Tercatat 218 jiwa penduduk Desa Pleret meninggal dunia. Sedangkan jumlah penduduk yang terluka berat maupun ringan, sulit untuk didata. Pada sisi lain, sebanyak 2.411 rumah roboh, 600 diantaranya mengalami kerusakkan berat. Angka ini bisa menggambarkan bahwa tingkat kerusakkan di Desa Pleret mencapai hampir 90%. Di tengah-tengah kondisi sulit ini, BKM Maju Makmur tidak mau berpangku tangan. Mereka secara informal mengumpulkan semua anggota BKM, dan mencoba mengklarifikasi kondisi masing-masing anggota, termasuk kondisi anggota KSM. Dari upaya ini teridentifikasi bahwa salah satu anggota BKM: Bapak Dahuri, meninggal dunia akibat gempa tersebut. Sedangkan dari KSM, tercatat 3 anggota KSM yang meninggal dunia. Sedangkan fisik Kantor BKM yang berada dalam satu kompleks dengan kantor kelurahan dindingnya retak-retak. Kompleks balai desa hancur, semua kegiatan desa dilakukan di pendopo desa yang tidak lagi berdiri tegak karena tiangnya sudah miring .

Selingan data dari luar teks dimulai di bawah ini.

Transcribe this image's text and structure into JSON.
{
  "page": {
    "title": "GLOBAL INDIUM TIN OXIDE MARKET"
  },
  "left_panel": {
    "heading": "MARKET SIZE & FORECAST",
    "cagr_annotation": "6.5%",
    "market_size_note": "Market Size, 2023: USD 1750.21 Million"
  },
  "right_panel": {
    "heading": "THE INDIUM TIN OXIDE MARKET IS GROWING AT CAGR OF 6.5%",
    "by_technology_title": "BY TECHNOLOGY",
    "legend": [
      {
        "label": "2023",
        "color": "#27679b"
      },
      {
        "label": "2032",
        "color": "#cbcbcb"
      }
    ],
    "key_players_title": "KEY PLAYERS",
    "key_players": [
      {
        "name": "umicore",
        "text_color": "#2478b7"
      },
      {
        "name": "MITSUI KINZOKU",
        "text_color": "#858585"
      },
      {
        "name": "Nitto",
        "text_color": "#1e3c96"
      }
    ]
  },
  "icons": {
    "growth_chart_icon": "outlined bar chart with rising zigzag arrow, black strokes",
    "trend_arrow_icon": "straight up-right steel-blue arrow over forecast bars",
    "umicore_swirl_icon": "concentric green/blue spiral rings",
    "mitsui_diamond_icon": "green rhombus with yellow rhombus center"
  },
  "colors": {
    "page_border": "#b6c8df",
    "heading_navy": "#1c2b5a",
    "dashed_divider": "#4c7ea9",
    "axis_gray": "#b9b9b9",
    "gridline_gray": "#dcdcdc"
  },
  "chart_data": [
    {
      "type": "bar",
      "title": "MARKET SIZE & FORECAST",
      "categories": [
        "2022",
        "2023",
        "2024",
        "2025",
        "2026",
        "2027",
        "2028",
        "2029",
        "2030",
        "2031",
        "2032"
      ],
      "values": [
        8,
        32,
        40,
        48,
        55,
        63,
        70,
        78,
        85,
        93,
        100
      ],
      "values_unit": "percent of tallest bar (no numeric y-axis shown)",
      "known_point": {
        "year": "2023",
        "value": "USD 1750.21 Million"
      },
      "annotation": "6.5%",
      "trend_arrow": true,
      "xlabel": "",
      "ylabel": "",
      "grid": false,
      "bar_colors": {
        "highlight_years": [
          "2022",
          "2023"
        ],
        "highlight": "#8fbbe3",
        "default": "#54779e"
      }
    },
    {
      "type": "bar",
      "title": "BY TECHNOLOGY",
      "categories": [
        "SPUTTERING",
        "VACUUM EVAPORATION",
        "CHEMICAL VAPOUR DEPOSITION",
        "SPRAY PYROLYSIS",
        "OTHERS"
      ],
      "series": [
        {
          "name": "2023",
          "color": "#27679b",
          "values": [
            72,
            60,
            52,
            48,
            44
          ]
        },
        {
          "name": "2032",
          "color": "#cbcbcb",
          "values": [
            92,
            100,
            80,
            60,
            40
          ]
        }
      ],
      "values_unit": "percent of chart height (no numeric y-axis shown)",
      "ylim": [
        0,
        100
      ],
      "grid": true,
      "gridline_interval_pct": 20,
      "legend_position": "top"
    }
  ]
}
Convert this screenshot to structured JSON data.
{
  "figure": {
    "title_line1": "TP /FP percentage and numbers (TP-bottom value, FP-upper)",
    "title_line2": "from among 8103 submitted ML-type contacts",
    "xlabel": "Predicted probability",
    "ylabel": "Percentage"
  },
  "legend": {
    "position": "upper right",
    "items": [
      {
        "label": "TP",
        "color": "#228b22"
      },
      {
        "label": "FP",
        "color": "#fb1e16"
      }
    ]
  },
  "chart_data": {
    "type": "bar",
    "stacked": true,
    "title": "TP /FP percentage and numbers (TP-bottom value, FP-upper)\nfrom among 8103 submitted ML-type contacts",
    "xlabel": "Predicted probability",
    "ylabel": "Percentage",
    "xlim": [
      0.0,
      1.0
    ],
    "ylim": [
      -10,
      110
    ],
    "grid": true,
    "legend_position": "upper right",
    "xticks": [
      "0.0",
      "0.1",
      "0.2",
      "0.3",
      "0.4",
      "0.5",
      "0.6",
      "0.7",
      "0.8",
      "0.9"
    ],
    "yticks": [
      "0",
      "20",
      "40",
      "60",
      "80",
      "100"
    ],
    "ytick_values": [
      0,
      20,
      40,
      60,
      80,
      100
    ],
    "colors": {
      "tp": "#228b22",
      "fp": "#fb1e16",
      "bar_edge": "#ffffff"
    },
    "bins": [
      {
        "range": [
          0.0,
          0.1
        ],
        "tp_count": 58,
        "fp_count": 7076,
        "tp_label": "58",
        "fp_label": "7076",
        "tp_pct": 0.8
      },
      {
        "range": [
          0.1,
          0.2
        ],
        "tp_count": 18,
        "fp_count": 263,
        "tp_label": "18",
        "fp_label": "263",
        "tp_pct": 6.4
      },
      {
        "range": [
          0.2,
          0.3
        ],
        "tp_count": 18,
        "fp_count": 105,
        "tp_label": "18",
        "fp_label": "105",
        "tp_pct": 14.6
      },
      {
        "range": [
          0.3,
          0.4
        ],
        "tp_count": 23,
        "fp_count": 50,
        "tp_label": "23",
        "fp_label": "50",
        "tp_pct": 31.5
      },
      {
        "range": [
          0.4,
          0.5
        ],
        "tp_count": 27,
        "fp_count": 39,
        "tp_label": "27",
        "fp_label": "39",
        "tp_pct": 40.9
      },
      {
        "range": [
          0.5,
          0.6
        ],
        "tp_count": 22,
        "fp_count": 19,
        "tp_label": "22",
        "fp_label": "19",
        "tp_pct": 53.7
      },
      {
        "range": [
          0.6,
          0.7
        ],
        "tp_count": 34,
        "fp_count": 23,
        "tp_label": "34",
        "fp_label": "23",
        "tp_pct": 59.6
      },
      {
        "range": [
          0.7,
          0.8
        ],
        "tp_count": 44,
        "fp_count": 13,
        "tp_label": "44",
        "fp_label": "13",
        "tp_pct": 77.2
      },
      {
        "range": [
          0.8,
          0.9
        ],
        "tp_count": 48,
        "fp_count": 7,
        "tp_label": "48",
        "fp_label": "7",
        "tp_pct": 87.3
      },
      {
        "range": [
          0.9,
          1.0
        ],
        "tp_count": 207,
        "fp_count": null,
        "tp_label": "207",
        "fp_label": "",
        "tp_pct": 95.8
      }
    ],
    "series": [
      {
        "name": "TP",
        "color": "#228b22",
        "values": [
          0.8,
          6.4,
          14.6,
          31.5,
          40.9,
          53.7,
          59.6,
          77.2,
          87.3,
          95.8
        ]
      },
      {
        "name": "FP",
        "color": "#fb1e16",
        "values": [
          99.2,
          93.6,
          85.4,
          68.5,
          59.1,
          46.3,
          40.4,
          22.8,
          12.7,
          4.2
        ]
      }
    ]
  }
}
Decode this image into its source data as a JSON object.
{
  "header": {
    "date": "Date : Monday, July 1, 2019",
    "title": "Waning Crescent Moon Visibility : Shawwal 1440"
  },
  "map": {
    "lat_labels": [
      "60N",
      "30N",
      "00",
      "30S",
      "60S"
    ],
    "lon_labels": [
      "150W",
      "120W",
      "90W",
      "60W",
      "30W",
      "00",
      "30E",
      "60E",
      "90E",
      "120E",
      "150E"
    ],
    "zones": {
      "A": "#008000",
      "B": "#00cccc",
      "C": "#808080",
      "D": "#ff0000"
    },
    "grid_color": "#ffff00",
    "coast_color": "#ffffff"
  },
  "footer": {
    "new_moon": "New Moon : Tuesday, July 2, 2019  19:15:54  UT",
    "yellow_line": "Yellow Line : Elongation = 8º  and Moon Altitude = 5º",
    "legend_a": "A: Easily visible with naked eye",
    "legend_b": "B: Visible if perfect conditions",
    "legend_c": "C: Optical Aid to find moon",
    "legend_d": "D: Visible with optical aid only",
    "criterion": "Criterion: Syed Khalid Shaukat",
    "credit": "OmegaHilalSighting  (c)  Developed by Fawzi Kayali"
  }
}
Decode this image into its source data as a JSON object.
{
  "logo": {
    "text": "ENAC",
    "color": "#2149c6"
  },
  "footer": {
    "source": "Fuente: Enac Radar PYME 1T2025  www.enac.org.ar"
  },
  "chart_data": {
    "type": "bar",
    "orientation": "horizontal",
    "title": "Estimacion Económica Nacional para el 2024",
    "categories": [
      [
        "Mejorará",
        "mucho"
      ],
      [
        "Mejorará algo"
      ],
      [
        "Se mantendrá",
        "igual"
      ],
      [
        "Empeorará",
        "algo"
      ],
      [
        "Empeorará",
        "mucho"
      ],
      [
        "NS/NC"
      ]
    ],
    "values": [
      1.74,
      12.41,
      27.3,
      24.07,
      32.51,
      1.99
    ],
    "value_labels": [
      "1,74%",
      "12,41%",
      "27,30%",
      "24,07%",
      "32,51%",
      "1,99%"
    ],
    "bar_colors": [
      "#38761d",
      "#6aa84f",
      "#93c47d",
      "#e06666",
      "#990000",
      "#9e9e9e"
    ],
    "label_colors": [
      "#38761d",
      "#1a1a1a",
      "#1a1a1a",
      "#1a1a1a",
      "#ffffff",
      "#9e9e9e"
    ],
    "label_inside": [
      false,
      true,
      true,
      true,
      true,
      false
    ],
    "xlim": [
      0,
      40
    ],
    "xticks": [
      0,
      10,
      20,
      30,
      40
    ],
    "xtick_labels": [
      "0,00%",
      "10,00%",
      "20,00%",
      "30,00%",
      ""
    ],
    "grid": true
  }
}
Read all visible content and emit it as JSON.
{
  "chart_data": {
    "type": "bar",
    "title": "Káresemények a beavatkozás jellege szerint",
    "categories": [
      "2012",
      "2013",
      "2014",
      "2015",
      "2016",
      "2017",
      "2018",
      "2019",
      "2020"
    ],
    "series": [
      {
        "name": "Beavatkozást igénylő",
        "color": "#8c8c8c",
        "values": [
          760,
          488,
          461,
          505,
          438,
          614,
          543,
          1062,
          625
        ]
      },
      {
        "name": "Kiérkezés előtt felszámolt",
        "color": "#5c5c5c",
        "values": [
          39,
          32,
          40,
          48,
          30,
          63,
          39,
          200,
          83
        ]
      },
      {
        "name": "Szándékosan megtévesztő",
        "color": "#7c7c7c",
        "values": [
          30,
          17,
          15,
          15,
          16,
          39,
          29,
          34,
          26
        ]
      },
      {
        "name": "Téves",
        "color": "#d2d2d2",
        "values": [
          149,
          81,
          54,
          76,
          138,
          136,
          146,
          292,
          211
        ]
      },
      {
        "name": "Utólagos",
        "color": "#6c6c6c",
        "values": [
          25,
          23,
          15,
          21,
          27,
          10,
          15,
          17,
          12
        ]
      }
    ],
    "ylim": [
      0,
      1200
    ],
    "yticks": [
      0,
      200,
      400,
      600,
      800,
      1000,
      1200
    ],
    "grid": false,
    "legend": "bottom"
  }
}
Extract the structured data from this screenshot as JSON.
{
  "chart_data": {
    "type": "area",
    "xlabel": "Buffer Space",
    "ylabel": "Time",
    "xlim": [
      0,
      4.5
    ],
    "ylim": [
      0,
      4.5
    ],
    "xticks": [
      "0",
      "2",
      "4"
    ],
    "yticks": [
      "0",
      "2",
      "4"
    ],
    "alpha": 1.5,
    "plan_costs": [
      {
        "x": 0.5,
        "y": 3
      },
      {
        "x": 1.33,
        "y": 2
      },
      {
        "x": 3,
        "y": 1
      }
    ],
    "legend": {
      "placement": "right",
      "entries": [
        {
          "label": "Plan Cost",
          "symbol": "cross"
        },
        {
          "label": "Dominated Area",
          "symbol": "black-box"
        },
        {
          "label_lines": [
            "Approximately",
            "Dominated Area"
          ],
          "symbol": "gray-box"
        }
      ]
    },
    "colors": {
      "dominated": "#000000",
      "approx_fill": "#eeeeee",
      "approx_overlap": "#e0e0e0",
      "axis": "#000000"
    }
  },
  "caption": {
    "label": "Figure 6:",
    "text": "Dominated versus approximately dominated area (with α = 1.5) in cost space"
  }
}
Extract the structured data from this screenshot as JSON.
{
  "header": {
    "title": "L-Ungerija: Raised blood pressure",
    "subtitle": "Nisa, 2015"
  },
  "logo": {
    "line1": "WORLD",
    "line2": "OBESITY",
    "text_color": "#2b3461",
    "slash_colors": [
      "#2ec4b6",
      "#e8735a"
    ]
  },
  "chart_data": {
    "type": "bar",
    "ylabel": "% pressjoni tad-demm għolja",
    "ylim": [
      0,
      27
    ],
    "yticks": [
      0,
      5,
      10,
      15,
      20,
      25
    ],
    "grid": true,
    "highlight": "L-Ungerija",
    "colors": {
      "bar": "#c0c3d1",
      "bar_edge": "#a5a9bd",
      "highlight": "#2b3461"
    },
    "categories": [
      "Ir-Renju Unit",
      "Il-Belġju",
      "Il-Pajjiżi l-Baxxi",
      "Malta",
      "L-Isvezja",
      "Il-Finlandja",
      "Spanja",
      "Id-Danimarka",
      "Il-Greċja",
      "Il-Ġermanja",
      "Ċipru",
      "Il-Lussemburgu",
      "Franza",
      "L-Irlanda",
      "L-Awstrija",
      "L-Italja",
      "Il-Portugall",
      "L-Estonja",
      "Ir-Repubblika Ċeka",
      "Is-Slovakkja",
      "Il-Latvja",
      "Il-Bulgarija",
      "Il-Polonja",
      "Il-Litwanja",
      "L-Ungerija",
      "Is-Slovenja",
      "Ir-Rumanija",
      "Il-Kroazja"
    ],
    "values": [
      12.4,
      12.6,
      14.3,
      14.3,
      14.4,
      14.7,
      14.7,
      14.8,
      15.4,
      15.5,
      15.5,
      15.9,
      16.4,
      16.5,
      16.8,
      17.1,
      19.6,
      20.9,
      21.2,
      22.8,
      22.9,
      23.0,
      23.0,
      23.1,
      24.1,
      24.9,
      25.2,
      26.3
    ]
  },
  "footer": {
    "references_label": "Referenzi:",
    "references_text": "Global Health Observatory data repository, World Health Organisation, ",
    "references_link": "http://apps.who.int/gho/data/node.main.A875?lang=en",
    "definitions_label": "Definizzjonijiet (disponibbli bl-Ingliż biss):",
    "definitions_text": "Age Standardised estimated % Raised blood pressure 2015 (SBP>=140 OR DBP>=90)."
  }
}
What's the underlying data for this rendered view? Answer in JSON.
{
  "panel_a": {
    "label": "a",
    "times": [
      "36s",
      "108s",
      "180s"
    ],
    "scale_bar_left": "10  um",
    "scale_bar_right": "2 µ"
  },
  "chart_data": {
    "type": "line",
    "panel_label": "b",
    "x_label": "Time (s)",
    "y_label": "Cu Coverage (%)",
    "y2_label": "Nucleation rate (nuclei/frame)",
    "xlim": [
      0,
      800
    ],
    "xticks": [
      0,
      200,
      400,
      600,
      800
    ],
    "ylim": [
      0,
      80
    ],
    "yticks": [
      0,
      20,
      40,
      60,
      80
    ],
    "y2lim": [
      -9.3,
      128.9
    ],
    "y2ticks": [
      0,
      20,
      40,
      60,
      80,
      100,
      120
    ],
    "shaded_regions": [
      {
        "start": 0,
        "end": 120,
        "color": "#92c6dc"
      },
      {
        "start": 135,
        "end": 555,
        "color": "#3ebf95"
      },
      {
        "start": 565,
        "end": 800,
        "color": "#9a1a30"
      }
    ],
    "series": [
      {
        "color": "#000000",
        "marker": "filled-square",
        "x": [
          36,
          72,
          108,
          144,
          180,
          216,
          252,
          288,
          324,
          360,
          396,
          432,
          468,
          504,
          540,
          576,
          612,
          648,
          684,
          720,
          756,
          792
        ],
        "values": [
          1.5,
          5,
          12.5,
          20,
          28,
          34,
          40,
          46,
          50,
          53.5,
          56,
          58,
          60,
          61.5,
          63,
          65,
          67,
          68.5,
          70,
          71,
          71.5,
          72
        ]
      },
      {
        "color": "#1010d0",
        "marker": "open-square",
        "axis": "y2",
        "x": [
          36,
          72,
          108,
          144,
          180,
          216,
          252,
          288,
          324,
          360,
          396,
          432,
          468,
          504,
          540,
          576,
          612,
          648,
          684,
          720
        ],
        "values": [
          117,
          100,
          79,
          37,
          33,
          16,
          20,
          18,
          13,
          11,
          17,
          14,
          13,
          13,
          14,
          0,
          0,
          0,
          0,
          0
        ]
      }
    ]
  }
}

Pada hari-hari pertama pasca gempa, masing-masing personal BKM disibukkan dengan pembenahan kondisi di lingkungannya, seperti: membuat tenda dari bahan seadanya untuk tempat berlindung para pengungsi, sambil terus melakukan koordinasi dan komunikasi antar anggota dan pihak pemerintah/desa. Bantuan belum ada, semua mengandalkan bahan makanan yang tersisa (yang sebenarnya sudah tertimbun reruntuhan), termasuk memanfaatkan tanaman-tanaman pangan yang masih tumbuh di sekitar rumah. Beberapa orang berinisiatif mencoba menghubungi pihak keluarganya di kota lain untuk mendapatkan bahan makanan dan peralatan pengungsian. Sekitar empat hari pasca gempa, bantuan dari luar mulai berdatangan. BKM berkoordinasi untuk membantu menyalurkan bantuan-bantuan tersebut. Beberapa bantuan datang dari Forum BKM Jawa Timur , dan pihak-pihak lain yang selama ini terlibat dalam pengembangan BKM, seperti Bank Dunia.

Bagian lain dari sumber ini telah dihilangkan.